I've been dabbling with dynamic "turn and burn" plots, in that I constantly aim and correct, I'm not calculating a whole lot. Kind of amusing, at the moment, I can get the ship from Earth to Jupiter, but when it gets there, the ship gets confused and starts accelerating away -- hard! :) So, still working out the heuristics to get the ship in to a parking orbit. But I'm at least getting close.
 
10 G-Hours =360000m/s = 3.6e5m/s
semi-major axis, Jupiter 778.57x10^9 m = 7.7857e11
semi-major axis, earth 149.60x10^9 m = 1.496e11
Closest approach 6.2897e11

1.747e6 sec. = 485h = 20 days

10 G-hours is 20 days CLOSEST approach to jupiter. And requires another nearly-10 G-hours to enter orbit.

(at furthest, it's about 2.578e6 sec. or about 30 days)

Double those if you have to use your 10G-Hours of fuel for both ends.... which, you do. It's about 1.5 months at closest, and 2 months at furthest.
 
I've been dabbling with dynamic "turn and burn" plots, in that I constantly aim and correct, I'm not calculating a whole lot. Kind of amusing, at the moment, I can get the ship from Earth to Jupiter, but when it gets there, the ship gets confused and starts accelerating away -- hard! :) So, still working out the heuristics to get the ship in to a parking orbit. But I'm at least getting close.

Sounds like fun. What software are you using for that?
 
Sounds like fun. What software are you using for that?

Oh, just something I'm writing in Java. Real basic physical simulation and then adding logic to control the actual ship. Has the Sun, Earth, and Jupiter in it, all 3 bodies affect the ship, though I only have the Sun affect the Earth and Jupiter for their orbits.

Right now it works "OK", in that the ship will go from A to B, I can have it either burn the entire way, or I can set a max speed for it to stop accelerating. When it gets to the target, it's then actively orbits it (active as in it's thrusting all the time, it's not a true orbit).

It's funny to watch it decelerate. Without the max speed option, it never coasts, so it flickers between accelerating and decelerating, like a bad driver.

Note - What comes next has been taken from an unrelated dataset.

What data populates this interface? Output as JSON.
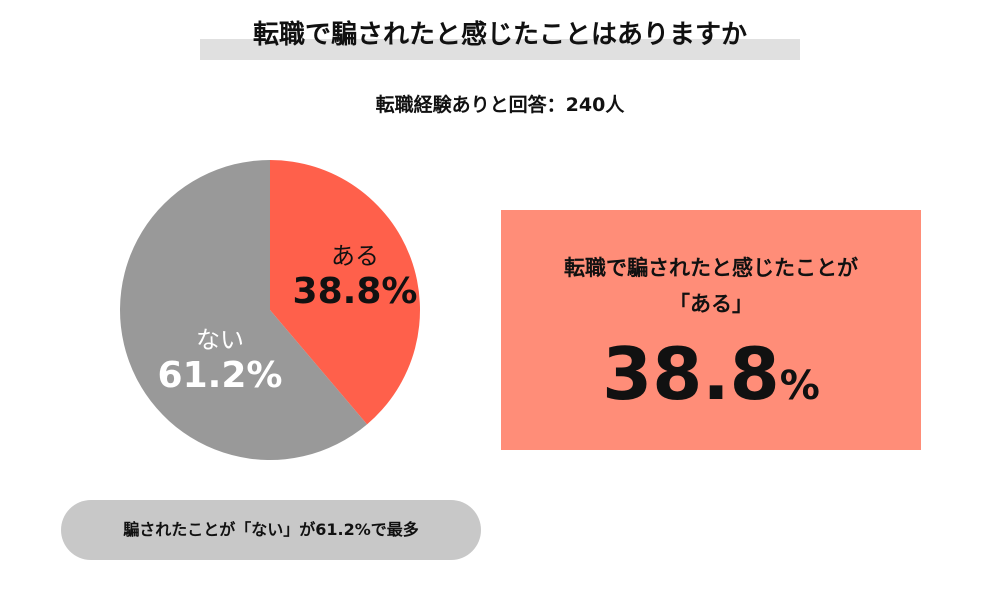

It's clearly too ham fisted to converge on the target the way it's supposed to, so I need to work on that. But it's cool to watch it orbit.

It was blasting away from the target early on because I had it triggering "decelerate" (which simply inverts the projected vector). However since it was past the target, it would fly away from it. Now I have a little better logic for deceleration.

With a 1G motor, and 10Ghr max speed, it never decelerates. It accelerated to cruise speed, and then it finds that it's passing the target and goes in to orbit. With out a max speed, it will decelerate.

Kind of magic to see it all sorta work.
 
I stumbled on this, I don't know if this is what you're looking for or not.

But it's mostly in english, though I think it was set by the folks that typeset T4s FF&S.

http://www.projectrho.com/rocket/supplement/orbitalmech.html

DU is, basically, au (astronomical unit). TU is a "time unit". It's explained in this paragraph:

The gravitational parameter mu is equal to GM, where G is Newton's gravitational constant and M is the mass of the central body. For the Sun, mu = 1.32715 x 10^11 km^3/s^2, but we can make our lives a lot simpler by choosing units such that this constant works out to be 1. It turns out that if we use astronomical units (AU) for our distance unit and 5.0227 x 10^6 sec for our time unit, the gravitational parameter is 1 DU^3/TU^2. The time unit was chosen so that the velocity of the Earth in its orbit is 1 DU/TU. You can convert back to standard units at any time by multiplying times by 5.0227 x 10^6 sec (which is 58.13 days), or by multiplying velocities by 29.79 km/s (the orbital velocity of the Earth). It may seem a bit odd, but it is actually much easier to work in these units.

But it does talk about higher power orbit transfers, and it's step by step.

I don't think it takes in to account things like the gravity effect of other bodies (notably Jupiter -- it's a big hole in our sky). But it might be a start closer to what you were looking for vs my "turn and burn" Flash Gordon technique.